The study, undertaken by researchers from South Korea, USA and Zimbabwe, intended to provide insight into the potential of a complimentary foodstuff for young children, particularly those living in the developing world.
Thirty-seven children spread over two separate groups were used in the study, ranging from between 1 to 3 years old. One group was given 50 grams of kale cooked with 16 grams of lard, and the other the same amount of kale cooked with 33 grams of peanut butter.
“This study showed that peanut butter enhances the vitamin A value of kale,” read the report, which was published last month.
“Peanut butter components may increase the bioavailability of vitamin A compared with lard, which contains mostly saturated and monounsaturated fatty acids. It could be that the type of fat (unsaturated fats in peanut butter) affects the bioavailability of vitamin A.”
Benefits of vitamin A
- A powerful antioxidant that plays a crucial role in maintaining healthy vision, skin and neurological function
- Studies have shown that the vitamin also boosts immunity and fosters cell growth
- There are two types of vitamin A: preformed vitamin A and provitamin A (carotenoids)

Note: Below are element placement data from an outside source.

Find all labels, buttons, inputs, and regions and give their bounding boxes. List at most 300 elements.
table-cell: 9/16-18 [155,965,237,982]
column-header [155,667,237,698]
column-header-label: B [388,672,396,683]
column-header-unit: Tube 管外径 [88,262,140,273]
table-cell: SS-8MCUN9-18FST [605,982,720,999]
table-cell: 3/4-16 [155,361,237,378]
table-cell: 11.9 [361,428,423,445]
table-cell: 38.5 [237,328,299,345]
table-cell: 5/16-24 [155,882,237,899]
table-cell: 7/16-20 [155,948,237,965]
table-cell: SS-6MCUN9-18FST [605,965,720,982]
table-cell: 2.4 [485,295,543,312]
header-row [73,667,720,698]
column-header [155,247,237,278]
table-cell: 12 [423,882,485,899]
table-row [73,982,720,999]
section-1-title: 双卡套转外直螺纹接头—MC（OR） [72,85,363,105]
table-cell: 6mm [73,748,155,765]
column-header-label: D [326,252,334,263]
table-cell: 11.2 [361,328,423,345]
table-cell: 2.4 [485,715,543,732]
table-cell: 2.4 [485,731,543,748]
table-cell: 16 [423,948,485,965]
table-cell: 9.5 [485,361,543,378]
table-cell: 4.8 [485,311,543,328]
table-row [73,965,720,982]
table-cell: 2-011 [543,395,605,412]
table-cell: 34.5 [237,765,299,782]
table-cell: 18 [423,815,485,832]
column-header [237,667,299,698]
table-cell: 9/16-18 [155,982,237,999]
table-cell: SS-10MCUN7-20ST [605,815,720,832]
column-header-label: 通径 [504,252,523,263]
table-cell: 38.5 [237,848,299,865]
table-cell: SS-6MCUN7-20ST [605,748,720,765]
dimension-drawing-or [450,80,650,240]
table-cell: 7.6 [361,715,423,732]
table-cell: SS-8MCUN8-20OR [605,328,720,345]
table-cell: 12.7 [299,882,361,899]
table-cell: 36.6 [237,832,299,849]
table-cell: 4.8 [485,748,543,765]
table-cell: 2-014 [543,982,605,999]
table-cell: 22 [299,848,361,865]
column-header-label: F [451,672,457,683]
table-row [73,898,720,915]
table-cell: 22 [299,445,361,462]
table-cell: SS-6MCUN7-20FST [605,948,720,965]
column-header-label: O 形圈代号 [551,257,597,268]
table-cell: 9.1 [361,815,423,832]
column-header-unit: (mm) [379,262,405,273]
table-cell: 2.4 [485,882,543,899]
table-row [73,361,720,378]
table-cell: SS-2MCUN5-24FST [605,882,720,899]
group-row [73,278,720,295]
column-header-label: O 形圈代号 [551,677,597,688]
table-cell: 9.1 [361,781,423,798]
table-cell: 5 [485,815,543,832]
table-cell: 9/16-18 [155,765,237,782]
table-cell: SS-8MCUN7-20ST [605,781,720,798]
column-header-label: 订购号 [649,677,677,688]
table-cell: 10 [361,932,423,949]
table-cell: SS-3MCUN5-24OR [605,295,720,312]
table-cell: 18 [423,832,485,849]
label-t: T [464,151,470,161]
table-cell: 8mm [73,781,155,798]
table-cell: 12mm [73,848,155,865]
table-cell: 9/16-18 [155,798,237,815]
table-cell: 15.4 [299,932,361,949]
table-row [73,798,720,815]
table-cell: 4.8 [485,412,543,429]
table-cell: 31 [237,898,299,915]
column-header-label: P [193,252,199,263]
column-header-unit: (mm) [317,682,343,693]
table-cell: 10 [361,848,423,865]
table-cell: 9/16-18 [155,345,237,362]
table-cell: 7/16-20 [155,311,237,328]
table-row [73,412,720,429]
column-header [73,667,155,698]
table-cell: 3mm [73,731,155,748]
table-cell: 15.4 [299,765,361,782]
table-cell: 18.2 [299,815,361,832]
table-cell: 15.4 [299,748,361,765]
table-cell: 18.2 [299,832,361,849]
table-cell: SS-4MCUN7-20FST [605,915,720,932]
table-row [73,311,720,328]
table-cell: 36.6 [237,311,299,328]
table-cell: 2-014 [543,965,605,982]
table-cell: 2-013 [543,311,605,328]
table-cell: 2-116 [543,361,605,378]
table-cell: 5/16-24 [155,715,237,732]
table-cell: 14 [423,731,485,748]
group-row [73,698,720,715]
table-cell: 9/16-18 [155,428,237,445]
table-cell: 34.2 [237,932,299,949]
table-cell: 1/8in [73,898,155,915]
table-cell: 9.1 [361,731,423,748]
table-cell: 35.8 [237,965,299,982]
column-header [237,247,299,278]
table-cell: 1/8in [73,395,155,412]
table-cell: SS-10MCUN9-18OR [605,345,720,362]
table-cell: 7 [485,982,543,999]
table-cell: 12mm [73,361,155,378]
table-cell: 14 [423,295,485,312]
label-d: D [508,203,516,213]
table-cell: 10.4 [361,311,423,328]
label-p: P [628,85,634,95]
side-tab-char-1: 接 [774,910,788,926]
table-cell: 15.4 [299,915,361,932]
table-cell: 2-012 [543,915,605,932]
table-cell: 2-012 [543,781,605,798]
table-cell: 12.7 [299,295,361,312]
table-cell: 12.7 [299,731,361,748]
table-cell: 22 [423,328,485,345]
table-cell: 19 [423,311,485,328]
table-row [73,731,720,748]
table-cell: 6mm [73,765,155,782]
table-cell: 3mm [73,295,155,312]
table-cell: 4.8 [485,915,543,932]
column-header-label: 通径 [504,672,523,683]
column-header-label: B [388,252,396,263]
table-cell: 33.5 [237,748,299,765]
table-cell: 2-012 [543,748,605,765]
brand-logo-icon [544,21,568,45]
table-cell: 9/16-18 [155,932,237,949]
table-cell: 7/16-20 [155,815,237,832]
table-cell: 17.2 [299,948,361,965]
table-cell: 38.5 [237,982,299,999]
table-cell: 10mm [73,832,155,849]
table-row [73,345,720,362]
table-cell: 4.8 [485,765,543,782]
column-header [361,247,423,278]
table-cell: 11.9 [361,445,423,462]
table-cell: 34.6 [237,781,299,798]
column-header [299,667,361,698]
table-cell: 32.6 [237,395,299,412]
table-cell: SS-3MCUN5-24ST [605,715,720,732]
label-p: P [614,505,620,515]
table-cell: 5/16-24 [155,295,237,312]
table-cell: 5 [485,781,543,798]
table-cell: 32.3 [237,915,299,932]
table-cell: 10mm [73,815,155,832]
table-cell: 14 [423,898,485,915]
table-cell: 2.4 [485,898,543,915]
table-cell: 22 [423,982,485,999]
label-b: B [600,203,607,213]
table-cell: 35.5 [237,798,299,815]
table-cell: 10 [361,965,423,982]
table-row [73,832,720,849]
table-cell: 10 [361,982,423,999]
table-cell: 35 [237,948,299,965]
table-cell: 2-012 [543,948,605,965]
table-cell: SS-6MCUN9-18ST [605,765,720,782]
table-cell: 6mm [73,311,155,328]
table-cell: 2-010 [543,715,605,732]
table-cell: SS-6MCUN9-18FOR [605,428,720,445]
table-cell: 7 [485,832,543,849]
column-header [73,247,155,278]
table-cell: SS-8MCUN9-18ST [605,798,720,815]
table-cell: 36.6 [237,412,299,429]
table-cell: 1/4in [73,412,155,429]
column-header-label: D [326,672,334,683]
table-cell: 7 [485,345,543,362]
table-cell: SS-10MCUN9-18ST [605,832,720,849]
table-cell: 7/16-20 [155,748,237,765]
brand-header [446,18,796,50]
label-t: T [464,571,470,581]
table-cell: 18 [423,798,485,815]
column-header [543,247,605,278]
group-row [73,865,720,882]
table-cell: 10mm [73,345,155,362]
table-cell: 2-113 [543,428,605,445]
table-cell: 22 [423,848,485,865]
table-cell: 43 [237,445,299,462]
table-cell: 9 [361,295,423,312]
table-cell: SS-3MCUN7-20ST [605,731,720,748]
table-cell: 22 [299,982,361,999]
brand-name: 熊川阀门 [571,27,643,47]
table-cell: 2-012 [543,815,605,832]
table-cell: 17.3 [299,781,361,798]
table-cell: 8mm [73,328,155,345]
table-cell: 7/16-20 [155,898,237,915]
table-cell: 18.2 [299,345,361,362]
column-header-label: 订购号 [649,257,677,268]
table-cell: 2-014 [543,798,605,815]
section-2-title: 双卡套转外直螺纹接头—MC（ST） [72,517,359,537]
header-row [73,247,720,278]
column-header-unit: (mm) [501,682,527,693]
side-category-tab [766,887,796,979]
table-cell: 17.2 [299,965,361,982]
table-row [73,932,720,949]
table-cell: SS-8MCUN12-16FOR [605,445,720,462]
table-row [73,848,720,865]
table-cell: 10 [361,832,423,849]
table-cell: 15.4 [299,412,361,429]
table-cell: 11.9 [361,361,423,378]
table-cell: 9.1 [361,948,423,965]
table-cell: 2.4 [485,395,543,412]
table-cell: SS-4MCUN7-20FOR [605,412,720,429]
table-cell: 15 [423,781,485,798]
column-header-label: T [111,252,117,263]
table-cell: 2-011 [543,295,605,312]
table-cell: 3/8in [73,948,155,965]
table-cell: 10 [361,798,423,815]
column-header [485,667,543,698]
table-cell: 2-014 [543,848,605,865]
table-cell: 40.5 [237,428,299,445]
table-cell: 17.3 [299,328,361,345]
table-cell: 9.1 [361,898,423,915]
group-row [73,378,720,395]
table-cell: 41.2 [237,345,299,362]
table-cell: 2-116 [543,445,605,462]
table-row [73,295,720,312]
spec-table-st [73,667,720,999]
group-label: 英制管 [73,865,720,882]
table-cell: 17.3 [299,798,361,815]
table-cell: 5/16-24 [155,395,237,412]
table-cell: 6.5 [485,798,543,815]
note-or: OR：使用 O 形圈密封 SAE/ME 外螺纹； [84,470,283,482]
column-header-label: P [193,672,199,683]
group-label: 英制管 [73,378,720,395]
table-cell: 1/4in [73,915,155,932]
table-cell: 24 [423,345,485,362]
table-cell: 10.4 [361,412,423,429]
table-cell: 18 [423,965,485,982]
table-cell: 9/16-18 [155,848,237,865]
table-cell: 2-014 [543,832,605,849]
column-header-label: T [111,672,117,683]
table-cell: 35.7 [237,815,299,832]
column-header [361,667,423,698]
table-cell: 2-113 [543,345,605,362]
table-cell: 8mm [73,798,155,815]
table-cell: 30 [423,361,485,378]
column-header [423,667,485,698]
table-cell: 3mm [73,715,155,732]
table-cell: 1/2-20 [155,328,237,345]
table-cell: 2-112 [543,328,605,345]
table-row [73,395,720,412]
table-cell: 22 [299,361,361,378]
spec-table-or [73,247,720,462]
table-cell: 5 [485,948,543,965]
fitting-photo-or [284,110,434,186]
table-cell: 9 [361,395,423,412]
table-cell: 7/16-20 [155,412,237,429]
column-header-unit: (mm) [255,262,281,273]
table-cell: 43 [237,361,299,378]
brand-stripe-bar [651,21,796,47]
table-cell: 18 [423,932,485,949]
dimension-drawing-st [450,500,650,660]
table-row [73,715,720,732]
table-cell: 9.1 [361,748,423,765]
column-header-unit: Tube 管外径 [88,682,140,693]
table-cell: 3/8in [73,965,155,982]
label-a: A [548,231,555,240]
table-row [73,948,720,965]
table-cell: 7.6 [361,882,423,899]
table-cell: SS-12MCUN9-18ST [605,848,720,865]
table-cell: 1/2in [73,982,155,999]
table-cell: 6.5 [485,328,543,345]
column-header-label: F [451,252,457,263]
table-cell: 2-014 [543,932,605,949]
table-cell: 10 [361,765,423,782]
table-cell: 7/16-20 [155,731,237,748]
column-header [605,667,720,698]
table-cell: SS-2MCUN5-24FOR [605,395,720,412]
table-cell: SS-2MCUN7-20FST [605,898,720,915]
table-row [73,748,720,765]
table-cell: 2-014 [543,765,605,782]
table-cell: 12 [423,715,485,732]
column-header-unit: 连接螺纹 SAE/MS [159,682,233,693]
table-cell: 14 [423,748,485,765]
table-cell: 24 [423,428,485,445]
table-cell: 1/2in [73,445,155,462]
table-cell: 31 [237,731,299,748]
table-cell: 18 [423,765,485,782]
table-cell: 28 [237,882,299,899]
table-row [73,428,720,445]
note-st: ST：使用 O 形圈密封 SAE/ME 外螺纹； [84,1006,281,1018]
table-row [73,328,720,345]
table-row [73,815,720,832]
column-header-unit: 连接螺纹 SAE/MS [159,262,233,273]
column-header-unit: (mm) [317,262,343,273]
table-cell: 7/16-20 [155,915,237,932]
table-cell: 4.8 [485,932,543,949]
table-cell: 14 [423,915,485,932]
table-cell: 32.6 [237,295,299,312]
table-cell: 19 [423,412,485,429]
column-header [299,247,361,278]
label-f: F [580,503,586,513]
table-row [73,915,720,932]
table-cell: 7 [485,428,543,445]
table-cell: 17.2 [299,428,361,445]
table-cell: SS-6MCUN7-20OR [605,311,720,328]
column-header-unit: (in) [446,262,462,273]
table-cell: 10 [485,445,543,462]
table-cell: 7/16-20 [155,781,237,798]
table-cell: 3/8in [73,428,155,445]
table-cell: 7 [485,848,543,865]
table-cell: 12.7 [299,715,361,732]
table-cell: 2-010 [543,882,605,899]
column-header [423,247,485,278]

- Preformed vitamin A is found only in animal products, but the human body can convert carotenoids, found in fruit and vegetables, into active vitamin A
- Beta-carotene is one of the most common of carotenoids and is found in plant products, particularly butternut squash, sweet potatoes and carrots
Vegans to go nuts?
The key to all this is carotenoids: plant pigments that can be converted into Vitamin A. Small amounts of fat with veggies that are high in particular carotenoids, like butternut squash and carrots, could unlock a greater absorption into the body and, therefore, a greater yield of vitamin A. Enter the peanut, packed full of healthy fat and delicious to boot.
We all thought that kale, the original faddy superfood, had seen its best days come and go. But paired with the eternal bastion that is peanut butter, we could be set to see a return to form for the leafy green.